Mobile is on our mind here at Camcloud, having just launched Camcloud Mobile (sorry for the shameless plug). We went the web app route for now, rather than build native apps. A bunch of reasons for that, the main one being time to market. The full pros and cons of that decision is another post in itself.

Since our mobile site is for our members area, it’s not just a content site serving up a bunch of images and text that needs to be rearranged for a smaller screen size. We have functionality that needs to work on both iPhone and Android, and there are differences between the platforms that required a reasonable amount of effort. Even within the Android universe, the behaviour of browsers, video players, CSS handling, etc just never seems consistent.

What’s my point… oh, my point… yes, Blackberry. We didn’t even bother trying to optimize for Blackberry, it was too much effort, and we’re certainly not alone in this regard.

So with all this as background, it has been interesting to see the reaction to BB10 this week:

Twitter_Brooklyn Jongkind

This kind of reaction has been very typical of developers and people who have really engaged with the platform.

Even the ever hostile tech press is cautiously starting to come around to the idea that RIM might not be dead, and there MIGHT be room for a #3 mobile platform.

BlackBerry 10: How RIM might reel you in. Really

I think it’s fair to say that BB10 is a ‘stop the bleeding’ release for RIM. If they can excite their subscriber base and drive upgrades, find a few pockets of growth internationally, and stop the hemorraging in the US, they might have a shot at owning the #3 spot over the next few years, and then live to fight another day.

The question is, will the #3 player be important? Typically in technology, they’re not. #3 players struggle for mindshare, marketshare, and profitability, and more often then not either enter a death spiral or get acquired.

Will it be the same for mobile computing platforms?
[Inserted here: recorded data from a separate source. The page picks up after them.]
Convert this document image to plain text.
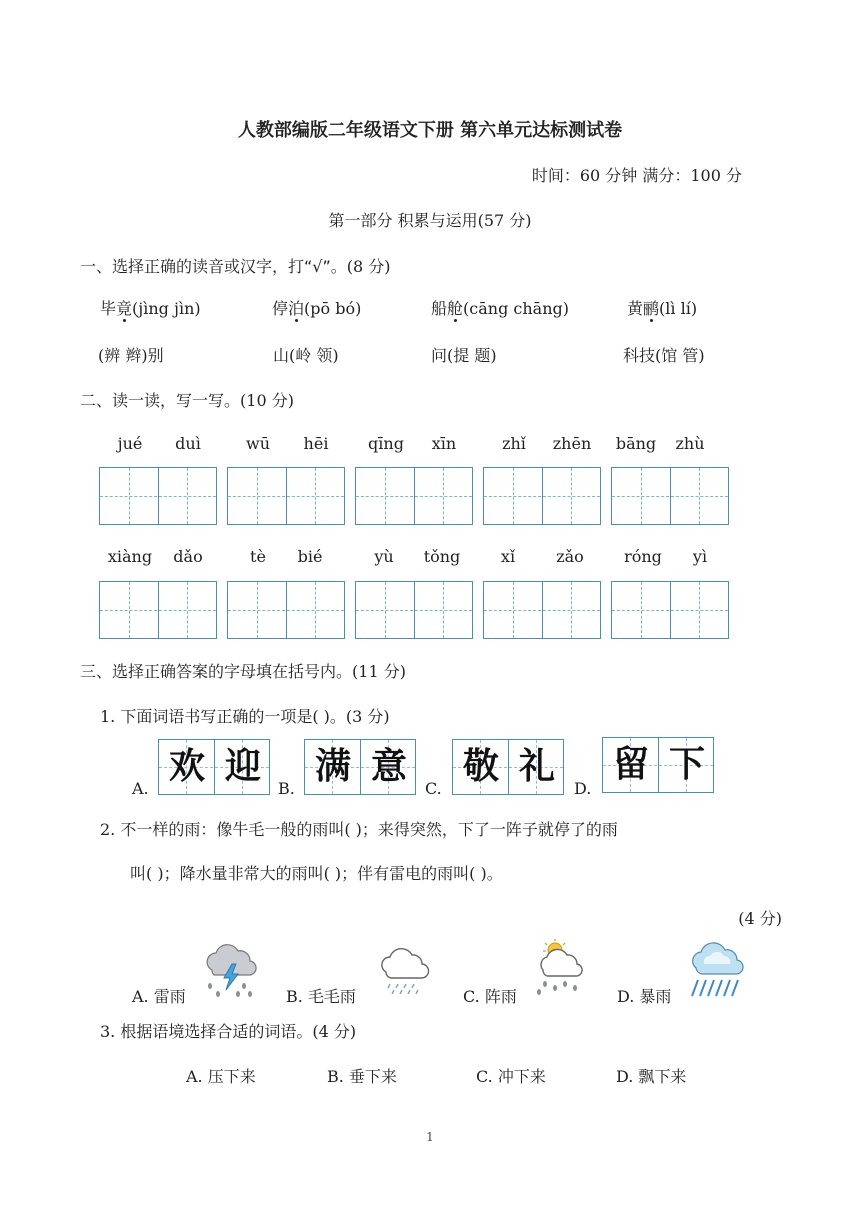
人教部编版二年级语文下册 第六单元达标测试卷
时间：60 分钟 满分：100 分
第一部分 积累与运用(57 分)
一、选择正确的读音或汉字，打“√”。(8 分)
毕竟(jìng jìn)	停泊(pō bó)	船舱(cāng chāng)	黄鹂(lì lí)
(辨 辫)别	山(岭 领)	问(提 题)	科技(馆 管)
二、读一读，写一写。(10 分)
jué	duì	wū	hēi	qīng	xīn	zhǐ	zhēn	bāng	zhù
xiàng	dǎo	tè	bié	yù	tǒng	xǐ	zǎo	róng	yì
三、选择正确答案的字母填在括号内。(11 分)
1. 下面词语书写正确的一项是( )。(3 分)
A.
欢 迎
B.
满 意
C.
敬 礼
D.
留 下
2. 不一样的雨：像牛毛一般的雨叫( )；来得突然，下了一阵子就停了的雨
叫( )；降水量非常大的雨叫( )；伴有雷电的雨叫( )。
(4 分)
A. 雷雨	B. 毛毛雨	C. 阵雨	D. 暴雨
3. 根据语境选择合适的词语。(4 分)
A. 压下来	B. 垂下来	C. 冲下来	D. 飘下来
1
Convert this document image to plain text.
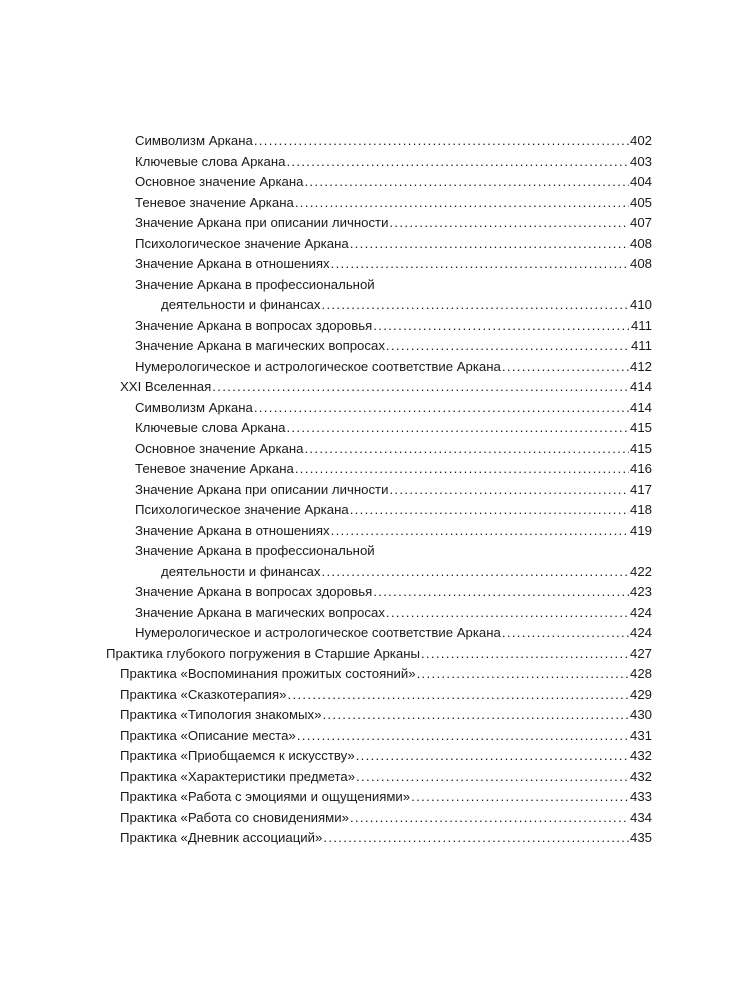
Символизм Аркана .....	402
Ключевые слова Аркана .....	403
Основное значение Аркана .....	404
Теневое значение Аркана .....	405
Значение Аркана при описании личности .....	407
Психологическое значение Аркана .....	408
Значение Аркана в отношениях .....	408
Значение Аркана в профессиональной
деятельности и финансах .....	410
Значение Аркана в вопросах здоровья .....	411
Значение Аркана в магических вопросах .....	411
Нумерологическое и астрологическое соответствие Аркана .....	412
XXI Вселенная .....	414
Символизм Аркана .....	414
Ключевые слова Аркана .....	415
Основное значение Аркана .....	415
Теневое значение Аркана .....	416
Значение Аркана при описании личности .....	417
Психологическое значение Аркана .....	418
Значение Аркана в отношениях .....	419
Значение Аркана в профессиональной
деятельности и финансах .....	422
Значение Аркана в вопросах здоровья .....	423
Значение Аркана в магических вопросах .....	424
Нумерологическое и астрологическое соответствие Аркана .....	424
Практика глубокого погружения в Старшие Арканы .....	427
Практика «Воспоминания прожитых состояний» .....	428
Практика «Сказкотерапия» .....	429
Практика «Типология знакомых» .....	430
Практика «Описание места» .....	431
Практика «Приобщаемся к искусству» .....	432
Практика «Характеристики предмета» .....	432
Практика «Работа с эмоциями и ощущениями» .....	433
Практика «Работа со сновидениями» .....	434
Практика «Дневник ассоциаций» .....	435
Hard to tell. Carriers certainly don’t want a duopoly, and the growth of Android shows there’s demand for more than just Apple’s ecosystem. So you could argue the dynamic is different than previous platform wars.

RIM is a very different company from 12-18 months ago, and anyone who doesn’t see that isn’t paying attention. If mobile computing has room for a #3, I’d place my money on RIM.

It’s still a wait and see game and it will be interesting to see how it pans out.

For now, like most mobile developers, we’ll spend our time engaged with the Android and iPhone community improving the user experience on those platforms.  But we’re not writing RIM off just yet, we’re anxiously keeping an eye on what happens with BB10.